The bill also removes the distinction on whether fermented liquors are brewed and sold in microbreweries and pubs or in factories for simpler tax administration.
Under SB 2197, an ad valorem tax equivalent to 25 percent of the net retail price (excluding the VAT and excise tax) per proof and a specific tax of P40 per proof liter will be imposed on distilled spirits starting 2019. The specific tax will increase by P5 per proof liter every year thereafter until 2022. Starting 2023, the specific tax will be increased by 10 percent every year.
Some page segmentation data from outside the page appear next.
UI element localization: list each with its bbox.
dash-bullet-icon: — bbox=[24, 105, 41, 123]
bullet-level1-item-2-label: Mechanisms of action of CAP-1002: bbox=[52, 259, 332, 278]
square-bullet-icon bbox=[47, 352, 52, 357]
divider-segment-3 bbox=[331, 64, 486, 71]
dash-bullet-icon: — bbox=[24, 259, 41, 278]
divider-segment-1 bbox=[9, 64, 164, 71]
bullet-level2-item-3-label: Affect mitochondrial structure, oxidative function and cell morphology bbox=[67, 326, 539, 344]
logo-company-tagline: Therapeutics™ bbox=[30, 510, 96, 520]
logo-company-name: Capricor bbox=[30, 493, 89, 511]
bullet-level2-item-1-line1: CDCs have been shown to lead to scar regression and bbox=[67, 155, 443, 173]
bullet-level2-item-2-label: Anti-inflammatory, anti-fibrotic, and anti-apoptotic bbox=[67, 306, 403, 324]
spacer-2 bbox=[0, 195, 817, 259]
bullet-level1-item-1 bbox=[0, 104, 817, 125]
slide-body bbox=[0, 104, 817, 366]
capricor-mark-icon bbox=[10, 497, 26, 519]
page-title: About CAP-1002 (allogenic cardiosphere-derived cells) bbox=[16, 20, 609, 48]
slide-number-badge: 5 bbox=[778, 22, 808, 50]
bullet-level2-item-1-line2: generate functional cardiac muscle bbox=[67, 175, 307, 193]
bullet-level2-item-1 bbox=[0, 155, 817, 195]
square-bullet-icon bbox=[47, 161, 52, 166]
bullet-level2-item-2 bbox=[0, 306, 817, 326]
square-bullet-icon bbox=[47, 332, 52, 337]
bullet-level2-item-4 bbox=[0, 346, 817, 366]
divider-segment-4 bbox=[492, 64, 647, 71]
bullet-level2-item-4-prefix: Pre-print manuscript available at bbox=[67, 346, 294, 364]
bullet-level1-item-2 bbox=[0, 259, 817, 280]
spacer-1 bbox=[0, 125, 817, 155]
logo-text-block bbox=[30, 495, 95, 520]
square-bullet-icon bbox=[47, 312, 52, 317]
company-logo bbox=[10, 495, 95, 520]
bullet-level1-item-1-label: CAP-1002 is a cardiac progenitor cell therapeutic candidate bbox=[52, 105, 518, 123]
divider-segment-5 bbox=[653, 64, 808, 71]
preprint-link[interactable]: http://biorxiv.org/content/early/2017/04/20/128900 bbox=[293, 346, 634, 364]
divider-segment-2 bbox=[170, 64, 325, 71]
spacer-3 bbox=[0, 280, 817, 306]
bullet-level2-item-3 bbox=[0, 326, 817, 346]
Pacquiao’s bill also proposes a tax on sparkling wines and champagne of P335 for those costing P500 or less per 750 ml bottle and P937 for those costing more than P500. Still wines and carbonated wines containing 14 percent alcohol or less will be taxed P40 per bottle, while those with more than 14 percent but not more than 25 percent alcohol by volume, will be taxed P80. The tax rates for wines will increase by 10 percent every year thereafter effective 2020.
Fortified wines containing more than 25 percent of alcohol by volume will be taxed as distilled spirits.
For fermented liquors, the tax shall be P40 per liter, regardless of where they are sold or manufactured in 2019, and will increase by P5 per liter until 2022. The tax rates will then be increased by 10 percent every year thereafter under the Pacquiao bill.